Апостол Павел утверждал, что отпадение человека от Бога не 
остановило поисков неведомого Божества. Обращаясь к афинянам, в числе святынь которых он нашёл жертвенник «неведомому Богу», апостол сказал: «Сего-то, Которого вы, не зная, чтите, я 
проповедую вам...» (Деяния. 17.23). Человек, порабощённый демонами и стихиями, остро ощущал своё отпадение и искал целостности. Потому миф является выражением Божественной реальности. 
По словам Н. Бердяева, «язык духовного опыт есть неизбежно символический и мифологический язык» (4).
Символ «реально являет» миф сверхбытия на уровне бытия, на 
высшей ступени, как отмечает Ю.М. Лотман, истина является непосредственно созерцанию для духовного взора, на нижней она 
приобретает характер знаков. Стержневая группа символов имеет 
архаическую природу, символы хранят «в свёрнутом виде обширные тексты», они пронизывают диахронию культуры и берут на 
себя «функции механизмов единства», скрепляют культуру, не дают 
ей «распасться» (5). Погружаясь в мир символов, человечество общается со своим «вчера» и познаёт «завтра», образуя устойчивую 
основу культуры, символы несут печать вечного и хранят подлинное знание (слово) о мире.
Мифическая мысль оперирует широким набором бинарных оппозиций, что продемонстрировал в своих исследованиях по структурной антропологии К. Леви-Стросс. В мифологических представлениях о мире противопоставлены категории: «своё» — «чужое», 
«день» — «ночь», «близкий» — «далёкий», «открытый» — «закрытый», «мир» — «антимир» и др. Элементы нравственного, религиозного, эстетического характера в рамках первобытного синкретизма не были обособлены друг от друга. Общие диффузные оценки 

заключали в себе и эстетический оттенок: «своё», «полезное», «доброе» означало одновременно и «красивое», а «чужое», «вредоносное», «злое», «враждебное» осмысливалось как «безобразное». 

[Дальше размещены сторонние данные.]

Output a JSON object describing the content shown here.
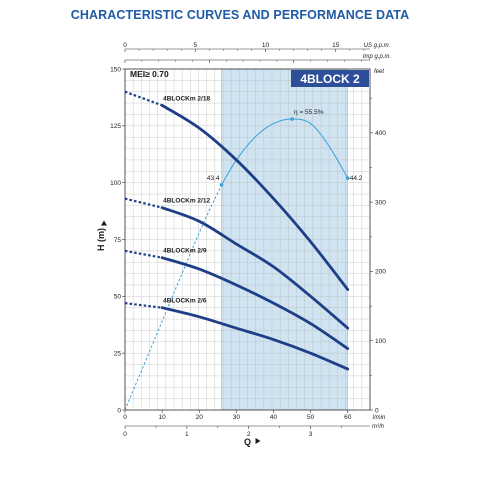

Динамика мифологического мира — переход от неупорядоченного 
состояния к упорядоченности, от хаоса к космосу. Порядок связывался со «своей» территорией, социально освоенным пространством, 
местом проживания рода, со светлым временем суток, с тёплым временем года (6). Внешнее, беспорядочное, чужое пространство, социально неосвоенное время («ночь»), с одной стороны, наделялись 
отрицательными чертами, с другой — воспринимались как высшее 
непостижимое инобытие. В мифологии и ритуале сами противопоставления не являются строго однозначными: «данный член противопоставления содержит признаки, присущие противоположному 
его члену» (7). Абсолютно прекрасное может быть враждебно человеку, в смертельном, злом и уродливом обнаруживается своя красота 
и поэзия. Красота уродливого, дисгармоничного, «чужого» носителем мифологического сознания ощущалась не менее остро, чем гармония «своего». При описании мифологических структур «изнутри» 

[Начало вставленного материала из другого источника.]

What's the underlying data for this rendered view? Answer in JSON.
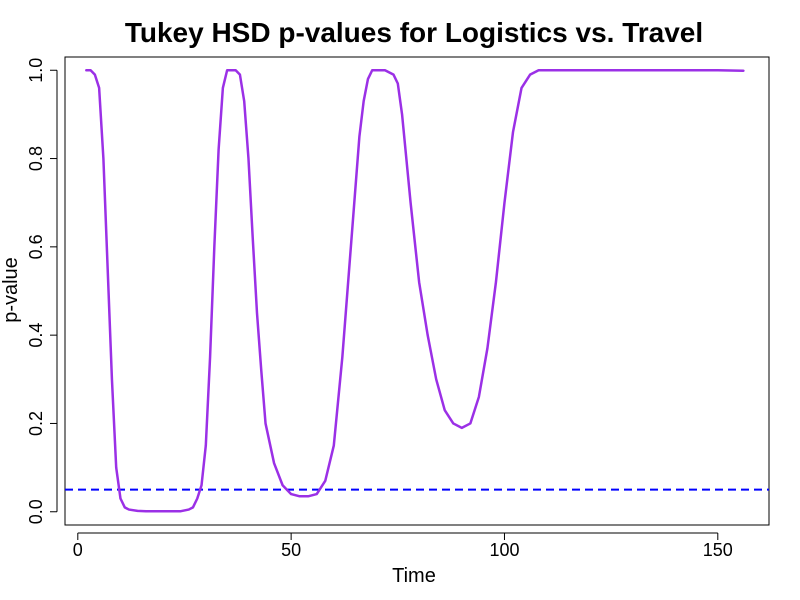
{
  "chart_data": {
    "type": "line",
    "title": "Tukey HSD p-values for Logistics vs. Travel",
    "xlabel": "Time",
    "ylabel": "p-value",
    "xlim": [
      -3,
      162
    ],
    "ylim": [
      -0.03,
      1.03
    ],
    "xticks": [
      0,
      50,
      100,
      150
    ],
    "yticks": [
      0.0,
      0.2,
      0.4,
      0.6,
      0.8,
      1.0
    ],
    "xtick_labels": [
      "0",
      "50",
      "100",
      "150"
    ],
    "ytick_labels": [
      "0.0",
      "0.2",
      "0.4",
      "0.6",
      "0.8",
      "1.0"
    ],
    "grid": false,
    "series": [
      {
        "color": "#9B30E6",
        "x": [
          2,
          3,
          4,
          5,
          6,
          7,
          8,
          9,
          10,
          11,
          12,
          14,
          16,
          18,
          20,
          22,
          24,
          26,
          27,
          28,
          29,
          30,
          31,
          32,
          33,
          34,
          35,
          36,
          37,
          38,
          39,
          40,
          41,
          42,
          43,
          44,
          46,
          48,
          50,
          52,
          54,
          56,
          58,
          60,
          62,
          64,
          66,
          67,
          68,
          69,
          70,
          72,
          74,
          75,
          76,
          78,
          80,
          82,
          84,
          86,
          88,
          90,
          92,
          94,
          96,
          98,
          100,
          102,
          104,
          106,
          108,
          110,
          115,
          120,
          130,
          140,
          150,
          156
        ],
        "y": [
          1.0,
          1.0,
          0.99,
          0.96,
          0.8,
          0.55,
          0.3,
          0.1,
          0.03,
          0.01,
          0.005,
          0.002,
          0.001,
          0.001,
          0.001,
          0.001,
          0.001,
          0.005,
          0.01,
          0.03,
          0.06,
          0.15,
          0.35,
          0.6,
          0.82,
          0.96,
          1.0,
          1.0,
          1.0,
          0.99,
          0.93,
          0.8,
          0.62,
          0.45,
          0.32,
          0.2,
          0.11,
          0.06,
          0.04,
          0.035,
          0.035,
          0.04,
          0.07,
          0.15,
          0.35,
          0.6,
          0.85,
          0.93,
          0.98,
          1.0,
          1.0,
          1.0,
          0.99,
          0.97,
          0.9,
          0.7,
          0.52,
          0.4,
          0.3,
          0.23,
          0.2,
          0.19,
          0.2,
          0.26,
          0.37,
          0.52,
          0.7,
          0.86,
          0.96,
          0.99,
          1.0,
          1.0,
          1.0,
          1.0,
          1.0,
          1.0,
          1.0,
          0.999
        ]
      }
    ],
    "reference_line": {
      "y": 0.05,
      "color": "#0000FF",
      "style": "dashed"
    }
  }
}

создаётся впечатление, что сближение ряда оппозиционных понятий 
в мифах сильнее и отчётливее, чем их дифференциация (8): в мифе 
предельно заострены противоречия мира, но в мифе и восстанавливается утраченная миром гармония. Логическая непрояснённость 
и противоречивость образа иного мира отражает свойства языческой модели вселенной, позволяющие совмещать черты, на первый 
взгляд, несовместимые, взаимоисключающие. Иной мир ещё более 
сложен и противоречив, чем мир земной, он почти не поддаётся 
рационально-логическому познанию, его постижение даётся интуитивно, в мгновения прозрения и откровения, причём эти мгновения 
могут осмысливаться и как чудесные, и как страшные прорывы1.

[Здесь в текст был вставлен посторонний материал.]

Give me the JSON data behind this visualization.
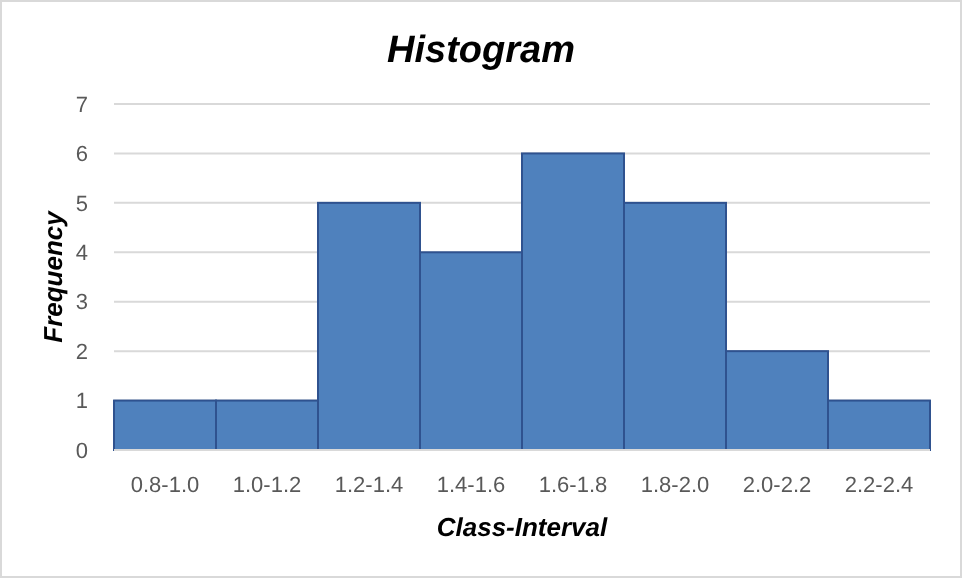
{
  "chart_data": {
    "type": "bar",
    "title": "Histogram",
    "xlabel": "Class-Interval",
    "ylabel": "Frequency",
    "categories": [
      "0.8-1.0",
      "1.0-1.2",
      "1.2-1.4",
      "1.4-1.6",
      "1.6-1.8",
      "1.8-2.0",
      "2.0-2.2",
      "2.2-2.4"
    ],
    "values": [
      1,
      1,
      5,
      4,
      6,
      5,
      2,
      1
    ],
    "color": "#4f81bd",
    "ylim": [
      0,
      7
    ],
    "yticks": [
      0,
      1,
      2,
      3,
      4,
      5,
      6,
      7
    ],
    "grid": "y"
  }
}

В мифе сливается чувственное и сверхчувственное. Высшее, потустороннее, сверхъестественное неотрывно от конкретных явлений 
и предметов. Однако при этом мифу присуща определённая смысловая антитеза чувственного и сверхчувственного. Это даёт возможность мифу раскрывать специфику «иного», специфику мира, 
являющегося высшим и глубинным в иерархическом ряду бытия, 
в этом смысле, как отмечал А.Ф. Лосев, «в мифологии есть нечто 
метафизическое» (9). Несмотря на несомненную чувственность, 

материальность мифа, он является одновременно интуитивным постижением иного, трансцендентного бытия. На наш взгляд, Л. ЛевиБрюль справедливо называет язычников метафизиками: «С известной точки зрения первобытные люди-метафизики». «Они чувствуют 
себя в непрерывном контакте со сверхъестественными силами, перед которыми испытывают такой страх. Эти силы невидимы и чаще 
всего неосязаемы, но они не глухи и не немы» (10). Духи и боги для 
носителей мифологического сознания являются представителями 
иной высшей реальности, обитателями сверхъестест венного мира. 
Сущность мифологических представлений в «неясной и недифференцированной интуиции трансцендентного бытия» (11).
Из жанров русского фольклора наиболее тесную связь с мифом 
сохраняет мифологический рассказ, быличка, один из популярных 
жанров несказочной прозы. Это жанр с мифологической (языческой) сюжетной основой, но в христианскую эпоху он часто имеет черты «суеверного» рассказа. Быличка есть сообщение об особенностях взаимоотношений мира людей и мира духов, о способах 
проникновения «чужой» силы в земное, профаническое пространство, об опасности нерегламентированного общения с духами, о 
важности соблюдения законов, налагаемых «нечистым» временем 
и пространством, и т.д. Такие рассказы могли осмысливаться как 
монолог духов, в них часто звучали голоса самих «иноприродных» 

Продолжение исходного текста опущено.